Public sector investment in European infrastructure has been falling for years in the wake of the sovereign debt crisis, with the governments of the EU's 28 Member States investing some 11 percent less in 2013 than they did in 2010. That's not to say that there isn't an urgent need for investment in a range of infrastructure projects. In fact, infrastructure investment needs amount to approximately one trillion euros in key areas such as the expansion of broadband networks, energy grids or transport infrastructure in the period to 2018.
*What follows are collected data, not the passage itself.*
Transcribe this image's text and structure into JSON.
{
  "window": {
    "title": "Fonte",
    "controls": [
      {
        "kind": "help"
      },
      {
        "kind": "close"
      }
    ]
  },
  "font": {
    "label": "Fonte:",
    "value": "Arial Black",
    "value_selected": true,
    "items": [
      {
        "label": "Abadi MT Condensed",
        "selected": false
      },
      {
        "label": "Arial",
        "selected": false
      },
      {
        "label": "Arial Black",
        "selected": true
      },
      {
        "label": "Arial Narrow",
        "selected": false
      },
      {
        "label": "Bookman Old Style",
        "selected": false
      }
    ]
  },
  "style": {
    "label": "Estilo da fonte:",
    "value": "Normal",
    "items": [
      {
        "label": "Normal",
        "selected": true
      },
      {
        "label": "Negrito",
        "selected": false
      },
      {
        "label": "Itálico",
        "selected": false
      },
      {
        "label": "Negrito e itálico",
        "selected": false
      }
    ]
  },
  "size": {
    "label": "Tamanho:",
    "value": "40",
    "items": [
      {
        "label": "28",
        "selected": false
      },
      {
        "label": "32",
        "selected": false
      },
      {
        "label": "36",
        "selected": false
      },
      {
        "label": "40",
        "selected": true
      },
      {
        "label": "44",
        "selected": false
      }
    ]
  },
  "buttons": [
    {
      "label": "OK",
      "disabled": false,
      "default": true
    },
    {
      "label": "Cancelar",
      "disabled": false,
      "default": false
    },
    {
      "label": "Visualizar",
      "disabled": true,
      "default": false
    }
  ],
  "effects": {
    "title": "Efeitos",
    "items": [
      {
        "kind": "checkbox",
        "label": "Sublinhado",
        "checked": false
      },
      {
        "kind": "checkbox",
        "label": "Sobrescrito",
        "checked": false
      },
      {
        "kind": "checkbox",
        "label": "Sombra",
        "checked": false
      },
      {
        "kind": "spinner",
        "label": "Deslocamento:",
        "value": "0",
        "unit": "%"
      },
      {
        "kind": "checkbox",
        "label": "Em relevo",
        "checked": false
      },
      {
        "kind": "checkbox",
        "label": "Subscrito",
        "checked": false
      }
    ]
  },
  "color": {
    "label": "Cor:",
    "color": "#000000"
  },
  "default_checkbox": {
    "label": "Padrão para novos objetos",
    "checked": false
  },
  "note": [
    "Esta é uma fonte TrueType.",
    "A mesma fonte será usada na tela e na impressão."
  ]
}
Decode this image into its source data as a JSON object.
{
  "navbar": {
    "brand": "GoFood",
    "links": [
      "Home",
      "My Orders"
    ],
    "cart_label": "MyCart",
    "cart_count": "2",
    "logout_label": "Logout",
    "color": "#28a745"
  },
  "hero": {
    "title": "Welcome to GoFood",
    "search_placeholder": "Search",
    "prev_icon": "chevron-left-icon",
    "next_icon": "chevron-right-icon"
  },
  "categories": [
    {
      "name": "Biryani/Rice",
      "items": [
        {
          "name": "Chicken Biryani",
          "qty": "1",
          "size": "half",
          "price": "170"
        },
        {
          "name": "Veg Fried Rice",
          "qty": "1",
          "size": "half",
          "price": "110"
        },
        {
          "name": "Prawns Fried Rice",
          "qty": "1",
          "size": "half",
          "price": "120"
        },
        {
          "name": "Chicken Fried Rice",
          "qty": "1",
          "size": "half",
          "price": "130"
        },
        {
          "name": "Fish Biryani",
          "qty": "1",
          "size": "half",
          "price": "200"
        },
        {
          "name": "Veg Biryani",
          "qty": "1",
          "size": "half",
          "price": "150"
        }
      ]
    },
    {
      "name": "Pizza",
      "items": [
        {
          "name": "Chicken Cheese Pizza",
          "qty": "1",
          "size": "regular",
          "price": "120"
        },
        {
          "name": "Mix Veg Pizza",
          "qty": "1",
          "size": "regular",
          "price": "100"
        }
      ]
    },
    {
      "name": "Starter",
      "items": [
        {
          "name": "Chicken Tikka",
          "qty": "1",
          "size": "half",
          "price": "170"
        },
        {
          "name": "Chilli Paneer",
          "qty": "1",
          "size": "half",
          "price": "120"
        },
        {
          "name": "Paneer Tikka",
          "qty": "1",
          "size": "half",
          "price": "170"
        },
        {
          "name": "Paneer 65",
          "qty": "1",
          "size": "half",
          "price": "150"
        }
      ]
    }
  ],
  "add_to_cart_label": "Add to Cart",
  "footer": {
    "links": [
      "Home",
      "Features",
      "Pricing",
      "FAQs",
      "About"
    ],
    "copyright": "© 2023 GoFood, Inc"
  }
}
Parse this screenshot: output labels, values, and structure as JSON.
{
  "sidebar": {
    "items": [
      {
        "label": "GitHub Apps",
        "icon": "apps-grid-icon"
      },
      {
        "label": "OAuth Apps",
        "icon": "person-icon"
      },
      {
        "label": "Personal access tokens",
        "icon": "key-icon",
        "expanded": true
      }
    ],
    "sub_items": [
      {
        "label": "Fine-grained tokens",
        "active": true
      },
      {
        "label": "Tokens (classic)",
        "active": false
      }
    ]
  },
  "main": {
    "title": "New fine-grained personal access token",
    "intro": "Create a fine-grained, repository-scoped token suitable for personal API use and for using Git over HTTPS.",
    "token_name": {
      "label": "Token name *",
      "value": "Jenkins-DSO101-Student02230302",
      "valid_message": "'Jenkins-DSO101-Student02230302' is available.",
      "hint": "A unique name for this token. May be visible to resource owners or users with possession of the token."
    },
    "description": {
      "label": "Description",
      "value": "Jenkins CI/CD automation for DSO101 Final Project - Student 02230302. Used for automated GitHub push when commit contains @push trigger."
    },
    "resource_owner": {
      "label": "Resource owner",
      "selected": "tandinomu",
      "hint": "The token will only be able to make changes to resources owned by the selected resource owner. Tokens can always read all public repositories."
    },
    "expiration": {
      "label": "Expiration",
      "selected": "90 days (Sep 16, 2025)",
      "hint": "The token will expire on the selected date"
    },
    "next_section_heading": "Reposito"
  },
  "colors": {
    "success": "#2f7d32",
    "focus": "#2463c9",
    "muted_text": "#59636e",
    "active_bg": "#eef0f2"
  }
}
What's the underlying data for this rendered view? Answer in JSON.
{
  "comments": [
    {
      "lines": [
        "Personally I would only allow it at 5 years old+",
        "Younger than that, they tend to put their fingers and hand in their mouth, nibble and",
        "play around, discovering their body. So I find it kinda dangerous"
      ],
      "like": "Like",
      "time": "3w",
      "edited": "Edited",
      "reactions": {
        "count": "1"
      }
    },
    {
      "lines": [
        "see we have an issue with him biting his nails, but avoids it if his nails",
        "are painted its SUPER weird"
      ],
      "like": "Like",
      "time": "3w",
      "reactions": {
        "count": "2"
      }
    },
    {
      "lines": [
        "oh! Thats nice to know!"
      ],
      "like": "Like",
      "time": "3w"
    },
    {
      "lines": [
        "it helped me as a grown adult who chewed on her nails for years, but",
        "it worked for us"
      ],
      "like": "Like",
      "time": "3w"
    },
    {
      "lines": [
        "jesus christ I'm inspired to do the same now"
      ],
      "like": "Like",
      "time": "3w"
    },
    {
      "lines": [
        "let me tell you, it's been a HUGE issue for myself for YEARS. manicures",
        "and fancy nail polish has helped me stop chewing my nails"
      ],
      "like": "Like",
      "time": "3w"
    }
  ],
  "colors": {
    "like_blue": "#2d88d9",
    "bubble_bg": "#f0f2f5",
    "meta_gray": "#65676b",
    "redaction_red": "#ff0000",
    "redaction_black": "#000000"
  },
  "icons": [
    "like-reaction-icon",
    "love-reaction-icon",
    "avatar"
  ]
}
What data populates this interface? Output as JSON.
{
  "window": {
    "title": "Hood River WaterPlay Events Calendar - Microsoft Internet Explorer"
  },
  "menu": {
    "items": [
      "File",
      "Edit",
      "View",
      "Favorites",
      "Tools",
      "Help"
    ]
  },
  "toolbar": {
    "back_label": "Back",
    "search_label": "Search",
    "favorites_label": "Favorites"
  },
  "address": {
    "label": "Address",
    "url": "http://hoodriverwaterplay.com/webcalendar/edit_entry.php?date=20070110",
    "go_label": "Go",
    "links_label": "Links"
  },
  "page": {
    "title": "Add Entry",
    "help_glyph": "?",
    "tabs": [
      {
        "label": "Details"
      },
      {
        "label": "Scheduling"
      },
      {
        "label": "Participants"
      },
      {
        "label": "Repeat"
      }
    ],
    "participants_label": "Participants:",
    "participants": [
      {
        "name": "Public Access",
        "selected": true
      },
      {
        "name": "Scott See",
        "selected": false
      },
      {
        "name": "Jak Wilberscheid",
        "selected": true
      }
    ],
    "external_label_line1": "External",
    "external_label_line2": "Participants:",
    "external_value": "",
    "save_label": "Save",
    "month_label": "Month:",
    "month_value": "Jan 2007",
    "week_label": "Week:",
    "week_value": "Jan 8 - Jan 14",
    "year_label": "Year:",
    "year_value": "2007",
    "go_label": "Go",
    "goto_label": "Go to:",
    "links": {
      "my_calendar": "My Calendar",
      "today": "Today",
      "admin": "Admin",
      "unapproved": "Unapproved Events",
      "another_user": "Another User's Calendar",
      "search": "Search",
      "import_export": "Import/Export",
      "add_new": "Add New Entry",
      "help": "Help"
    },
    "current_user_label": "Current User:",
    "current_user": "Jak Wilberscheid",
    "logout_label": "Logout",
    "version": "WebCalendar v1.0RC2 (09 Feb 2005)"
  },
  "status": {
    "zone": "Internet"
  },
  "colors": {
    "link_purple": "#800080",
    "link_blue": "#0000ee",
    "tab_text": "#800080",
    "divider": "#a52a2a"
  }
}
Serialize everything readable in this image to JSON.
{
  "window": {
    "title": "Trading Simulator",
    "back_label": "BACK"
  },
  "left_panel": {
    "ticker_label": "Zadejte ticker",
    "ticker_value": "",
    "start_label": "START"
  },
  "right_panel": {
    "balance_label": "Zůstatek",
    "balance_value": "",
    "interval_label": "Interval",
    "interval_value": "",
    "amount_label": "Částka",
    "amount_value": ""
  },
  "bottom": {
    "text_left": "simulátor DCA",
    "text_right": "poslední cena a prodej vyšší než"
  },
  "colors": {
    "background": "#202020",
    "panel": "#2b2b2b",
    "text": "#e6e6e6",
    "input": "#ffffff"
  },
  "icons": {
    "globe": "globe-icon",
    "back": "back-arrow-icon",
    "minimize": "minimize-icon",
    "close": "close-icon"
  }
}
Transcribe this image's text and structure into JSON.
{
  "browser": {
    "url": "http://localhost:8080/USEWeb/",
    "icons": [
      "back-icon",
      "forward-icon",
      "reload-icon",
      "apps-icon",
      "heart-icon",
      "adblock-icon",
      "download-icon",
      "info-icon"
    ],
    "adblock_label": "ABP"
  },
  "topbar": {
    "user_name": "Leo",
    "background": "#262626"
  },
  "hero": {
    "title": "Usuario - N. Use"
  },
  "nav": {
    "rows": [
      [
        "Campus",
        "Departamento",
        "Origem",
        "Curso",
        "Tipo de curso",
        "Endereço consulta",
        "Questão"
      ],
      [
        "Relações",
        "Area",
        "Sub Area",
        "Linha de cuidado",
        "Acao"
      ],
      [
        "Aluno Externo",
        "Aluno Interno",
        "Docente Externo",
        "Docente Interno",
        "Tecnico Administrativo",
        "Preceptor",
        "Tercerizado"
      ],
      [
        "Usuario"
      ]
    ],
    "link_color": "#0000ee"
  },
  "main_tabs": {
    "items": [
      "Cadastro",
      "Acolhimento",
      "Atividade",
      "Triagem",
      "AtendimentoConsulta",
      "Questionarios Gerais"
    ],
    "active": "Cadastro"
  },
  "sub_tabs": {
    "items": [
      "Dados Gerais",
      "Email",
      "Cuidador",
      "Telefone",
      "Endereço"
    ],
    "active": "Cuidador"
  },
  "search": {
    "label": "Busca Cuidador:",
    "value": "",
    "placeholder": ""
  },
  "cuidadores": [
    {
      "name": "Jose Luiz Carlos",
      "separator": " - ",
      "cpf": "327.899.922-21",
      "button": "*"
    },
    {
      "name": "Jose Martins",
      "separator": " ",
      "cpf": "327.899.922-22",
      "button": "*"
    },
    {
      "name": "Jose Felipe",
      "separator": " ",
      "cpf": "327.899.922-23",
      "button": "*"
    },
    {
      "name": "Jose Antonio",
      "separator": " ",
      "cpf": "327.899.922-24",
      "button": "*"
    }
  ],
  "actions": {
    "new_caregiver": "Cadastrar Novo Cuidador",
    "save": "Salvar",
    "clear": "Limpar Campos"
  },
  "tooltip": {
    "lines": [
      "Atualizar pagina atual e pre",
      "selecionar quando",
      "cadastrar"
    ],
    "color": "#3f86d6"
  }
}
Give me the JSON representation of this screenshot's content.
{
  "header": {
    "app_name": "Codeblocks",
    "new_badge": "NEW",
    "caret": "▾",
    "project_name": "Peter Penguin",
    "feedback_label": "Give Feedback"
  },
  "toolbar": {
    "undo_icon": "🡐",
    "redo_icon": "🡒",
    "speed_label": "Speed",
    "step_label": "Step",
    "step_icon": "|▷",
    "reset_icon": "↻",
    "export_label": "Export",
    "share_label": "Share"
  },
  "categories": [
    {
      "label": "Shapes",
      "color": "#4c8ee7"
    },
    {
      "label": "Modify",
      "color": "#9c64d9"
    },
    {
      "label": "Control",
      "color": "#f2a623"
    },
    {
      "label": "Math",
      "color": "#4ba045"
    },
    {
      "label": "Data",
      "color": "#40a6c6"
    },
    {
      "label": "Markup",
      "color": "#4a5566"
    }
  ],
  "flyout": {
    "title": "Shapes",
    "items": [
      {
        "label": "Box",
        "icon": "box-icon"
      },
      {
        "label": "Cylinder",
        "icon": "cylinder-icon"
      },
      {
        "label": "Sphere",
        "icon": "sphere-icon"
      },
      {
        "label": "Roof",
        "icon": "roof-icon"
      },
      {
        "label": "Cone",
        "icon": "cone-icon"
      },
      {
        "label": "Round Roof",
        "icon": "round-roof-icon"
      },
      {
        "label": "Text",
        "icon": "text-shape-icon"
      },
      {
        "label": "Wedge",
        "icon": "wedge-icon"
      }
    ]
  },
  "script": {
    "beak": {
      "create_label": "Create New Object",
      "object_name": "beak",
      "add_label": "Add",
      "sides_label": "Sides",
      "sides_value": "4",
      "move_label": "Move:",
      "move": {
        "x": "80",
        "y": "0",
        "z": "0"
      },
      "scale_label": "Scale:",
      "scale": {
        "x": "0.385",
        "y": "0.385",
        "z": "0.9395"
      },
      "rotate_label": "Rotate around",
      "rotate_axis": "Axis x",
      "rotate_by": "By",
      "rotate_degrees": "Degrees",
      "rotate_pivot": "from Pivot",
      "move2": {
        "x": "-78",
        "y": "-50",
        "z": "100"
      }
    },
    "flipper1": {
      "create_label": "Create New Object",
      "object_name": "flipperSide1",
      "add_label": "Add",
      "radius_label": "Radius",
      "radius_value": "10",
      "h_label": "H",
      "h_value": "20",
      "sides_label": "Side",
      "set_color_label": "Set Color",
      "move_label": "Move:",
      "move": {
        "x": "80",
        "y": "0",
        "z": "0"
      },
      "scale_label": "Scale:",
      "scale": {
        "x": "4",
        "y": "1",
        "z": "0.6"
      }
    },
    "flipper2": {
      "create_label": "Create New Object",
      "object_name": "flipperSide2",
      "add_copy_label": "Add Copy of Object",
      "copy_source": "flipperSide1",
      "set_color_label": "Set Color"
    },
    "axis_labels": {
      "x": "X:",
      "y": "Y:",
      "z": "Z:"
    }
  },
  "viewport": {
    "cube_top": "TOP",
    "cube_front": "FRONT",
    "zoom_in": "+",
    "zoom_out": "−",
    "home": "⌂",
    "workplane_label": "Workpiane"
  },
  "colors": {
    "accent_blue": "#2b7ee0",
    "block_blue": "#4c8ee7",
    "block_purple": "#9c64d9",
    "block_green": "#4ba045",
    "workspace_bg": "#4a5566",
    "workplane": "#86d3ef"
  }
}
What Europe needs is more private investors who can put their capital into the financing of infrastructure projects to enable even heavily indebted EU countries to make investments in the near term. In spite of high levels of liquidity in the capital markets, private sector investments in EU infrastructure have been very limited so far. This is where the European Commission's initiative to set up the European Fund for Strategic Investments (EFSI) comes into play. The EFSI is the European Commission's new vehicle to provide EUR 21 billion in public funds to mitigate risks for investors in order to catalyze private financing. Its intention is to activate at least EUR 315 billion in private investments by 2017 – some EUR 240 billion of it for infrastructure projects and the remaining EUR 75 billion for investments in SMEs and mid-cap companies.

In this study, Roland Berger Strategy Consultants and United Europe examined the obstacles hindering the private financing of infrastructure in Europe and developed hands-on recommendations for a comprehensive European investment model. It aims to support the successful realization of the EFSI.